| Project Detail |
Over just three decades, the Greenland Ice Sheet contribution to sea-level rise has grown six-fold. Increased basal slipperiness from increased surface melt was initially proposed as a key mechanism reinforcing ice loss, but a wealth of studies deconstructed this idea, leading the Intergovernmental Panel on Climate Change (IPCC) to conclude that increased surface melt “has not led to sustained increases in glacier flux”. Last year, however, my group re-established meltwater as a primary mechanism driving ice dynamics, albeit in a different manner than previously envisioned. Basal slipperiness is not set by melt rates but by ice-sheet morphology, which drives low slipperiness in steep and fast glaciers that terminate into the ocean, and high slipperiness in gentle and slow glaciers that terminate on land. As a result, a previously unforeseen meltwater-ice dynamics feedback potentially drives a higher than anticipated mass loss as glaciers transition from marine- to land-terminating in the future.

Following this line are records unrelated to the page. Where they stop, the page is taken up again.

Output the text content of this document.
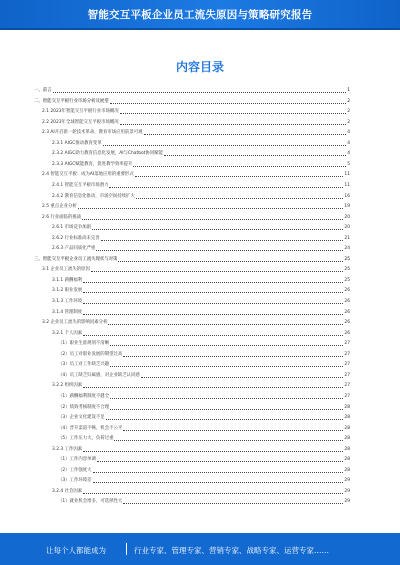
智能交互平板企业员工流失原因与策略研究报告
内容目录
一、前言	1
二、智能交互平板行业市场分析及展望	2
2.1 2023年智能交互平板行业市场概况	2
2.2 2023年全球智能交互平板市场概况	2
2.3 AI开启新一轮技术革命，教育市场应用前景可观	4
2.3.1 AIGC推动教育变革	4
2.3.2 AIGC助力教育信息化发展，AI与Chatbot协同赋能	4
2.3.3 AIGC赋能教育，促进教学效率提升	5
2.4 智能交互平板：成为AI落地应用的重要形式	11
2.4.1 智能交互平板市场潜力	11
2.4.2 教育信息化推动，市场空间持续扩大	16
2.5 重点企业分析	19
2.6 行业面临的挑战	20
2.6.1 市场竞争加剧	20
2.6.2 行业标准尚未完善	21
2.6.3 产品同质化严重	24
三、智能交互平板企业员工流失现状与对策	25
3.1 企业员工流失的原因	25
3.1.1 薪酬福利	25
3.1.2 职业发展	26
3.1.3 工作环境	26
3.1.4 管理制度	26
3.2 企业员工流失的影响因素分析	26
3.2.1 个人因素	26
（1）职业生涯规划不清晰	27
（2）员工对职业发展的期望过高	27
（3）员工对工作缺乏兴趣	27
（4）员工缺乏归属感，对企业缺乏认同感	27
3.2.2 组织因素	27
（1）薪酬福利制度不健全	27
（2）绩效考核制度不合理	28
（3）企业文化建设不足	28
（4）晋升渠道不畅，机会不公平	28
（5）工作压力大，负荷过重	28
3.2.3 工作因素	28
（1）工作内容单调	28
（2）工作强度大	28
（3）工作环境差	29
3.2.4 社会因素	29
（1）就业机会增多，可选择性大	29
让每个人都能成为	行业专家、管理专家、营销专家、战略专家、运营专家……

In this project, I plan to REASSESS the control of surface meltwater on ice loss from the changed paradigm that glacier morphology rather than melt rates controls its impact.
(AIM1) will probe the mechanisms responsible for the morphology control on basal slipperiness by overcoming long-lasting observational challenges through an innovative seismologically- and geodetically-based monitoring scheme exporting recently established proofs of concept for the first time to Greenland.
(AIM2) will predict the control of meltwater on ice-sheet evolution from incorporating the new observational insights from AIM1 into a hierarchy of small-scale physical to large-scale parametrized models.
With this strategy, we will, for the first time, fully evaluate the dynamical response of the Greenland Ice Sheet to surface meltwater and its impact on sea-level variations under deglaciation as inferred in the past and expected over the coming centuries. |